3. Deciding what goes where and who does what, that's politics, not software. Even the act of a team of engineers working on a project, is cause for politics. But that's still just what some humans did, and it doesn't necessarily reflect reality. Sure, some product probably gets bloated some busy work happens, but if you can still use the (old) software, that doesn't matter. At least until it stops become possible to safely use, the software is fine.
Besides, for open source projects at least, when this time (inevitably) comes, the point of the license is to allow for forking, restarting with something that still works or recently did work.
I think the only time I can justify this sort of "just throw it away" behavior, is for when you have a closed source, decades old piece of software which cannot be modified. Even with proprietary software, you can re-use source or binary components. Even for non-modular monolithic code-bases, you can extract business logic, utilities, etc, pretty much the only time this is not possible is in case of direct or indirect obfuscation, and even then it is usually not of possibility but of practical cost.
When you attempt to re-build the project from scratch, you may attempt to start from simpler principles, usually to either run into the same bugs, (re) discover your set of principles is incomplete, or simply find yourself rebuilding the same solution, maybe with a face lift, or running on the latest and greatest platform.
at risk of sounding arrogant, maybe you missing important experience so this not resonate with you.
me time in big tech had many teams or even orgs focused on adding features to some legacy product or service.
product managers pitched doing X or Y as big wins for customer experience. managers, directors, and vps all got onboard.
so you have service that does X. it do it very well. you can put two people to support it and have rest of people focus on next innovation. instead, you take team of 9 people including 2-3 managers and engineers do some marginal improvement.

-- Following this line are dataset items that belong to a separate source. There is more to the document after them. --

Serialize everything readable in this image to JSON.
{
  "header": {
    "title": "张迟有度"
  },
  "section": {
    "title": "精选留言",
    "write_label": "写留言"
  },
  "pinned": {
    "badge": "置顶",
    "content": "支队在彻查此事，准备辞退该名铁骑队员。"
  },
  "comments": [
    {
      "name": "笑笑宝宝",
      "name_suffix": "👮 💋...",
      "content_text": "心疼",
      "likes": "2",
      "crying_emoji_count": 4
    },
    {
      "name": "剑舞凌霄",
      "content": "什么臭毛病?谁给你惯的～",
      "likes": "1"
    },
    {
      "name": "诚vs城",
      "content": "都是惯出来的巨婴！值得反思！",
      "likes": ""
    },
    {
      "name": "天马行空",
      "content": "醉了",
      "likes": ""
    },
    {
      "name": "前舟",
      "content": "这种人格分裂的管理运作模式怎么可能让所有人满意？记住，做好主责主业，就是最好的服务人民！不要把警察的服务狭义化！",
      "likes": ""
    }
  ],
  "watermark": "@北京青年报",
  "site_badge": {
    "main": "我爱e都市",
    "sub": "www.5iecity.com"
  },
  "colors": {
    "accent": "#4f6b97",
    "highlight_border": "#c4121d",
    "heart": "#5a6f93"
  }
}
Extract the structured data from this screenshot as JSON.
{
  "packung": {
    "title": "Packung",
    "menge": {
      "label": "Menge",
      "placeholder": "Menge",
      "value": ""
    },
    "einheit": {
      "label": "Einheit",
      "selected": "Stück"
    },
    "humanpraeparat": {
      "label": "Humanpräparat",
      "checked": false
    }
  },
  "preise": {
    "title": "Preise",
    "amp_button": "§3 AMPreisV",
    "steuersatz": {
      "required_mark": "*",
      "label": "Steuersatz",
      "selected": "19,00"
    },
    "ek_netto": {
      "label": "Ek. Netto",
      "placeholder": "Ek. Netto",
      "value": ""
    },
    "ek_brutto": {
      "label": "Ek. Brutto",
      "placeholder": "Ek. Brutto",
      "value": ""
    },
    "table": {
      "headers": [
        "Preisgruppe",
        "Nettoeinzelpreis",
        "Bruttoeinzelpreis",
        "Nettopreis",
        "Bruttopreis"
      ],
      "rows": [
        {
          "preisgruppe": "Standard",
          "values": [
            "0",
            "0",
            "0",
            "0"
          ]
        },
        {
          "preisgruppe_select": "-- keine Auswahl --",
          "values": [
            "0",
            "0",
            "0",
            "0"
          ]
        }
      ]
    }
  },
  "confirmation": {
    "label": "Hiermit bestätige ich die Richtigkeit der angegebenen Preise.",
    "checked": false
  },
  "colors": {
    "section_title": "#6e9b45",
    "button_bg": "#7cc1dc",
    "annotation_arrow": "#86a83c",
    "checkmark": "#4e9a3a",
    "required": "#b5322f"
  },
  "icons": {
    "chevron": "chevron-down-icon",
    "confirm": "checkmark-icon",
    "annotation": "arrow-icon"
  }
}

you add layers of new abstraction or helper services. you operational footprint and cost goes up. you do some tiny marginal improvement. it like you have steak house and with this 1 year effort, imagine chefs can save 50 millisecond on time to season a steak. do it really help you make more money or improve customer experience? no. honestly it fake work.
software not have to end like tv show. but you reach maturity level where now people doing things for political reason, to justify headcount, because they need complexity to demonstrate promotion requirement. all the wrong reasons. root causes many: over hiring.. obsession with growth..empire building..promotion. instead of next true innovation just adding duct tape and doing work with no value for you real customer.
knowing when to stop and refocus is key skill and having focus to do in large organization very hard. need founder like entrepreneur business person mindset and strong influence or top down leadership mandate to stop the nonsense.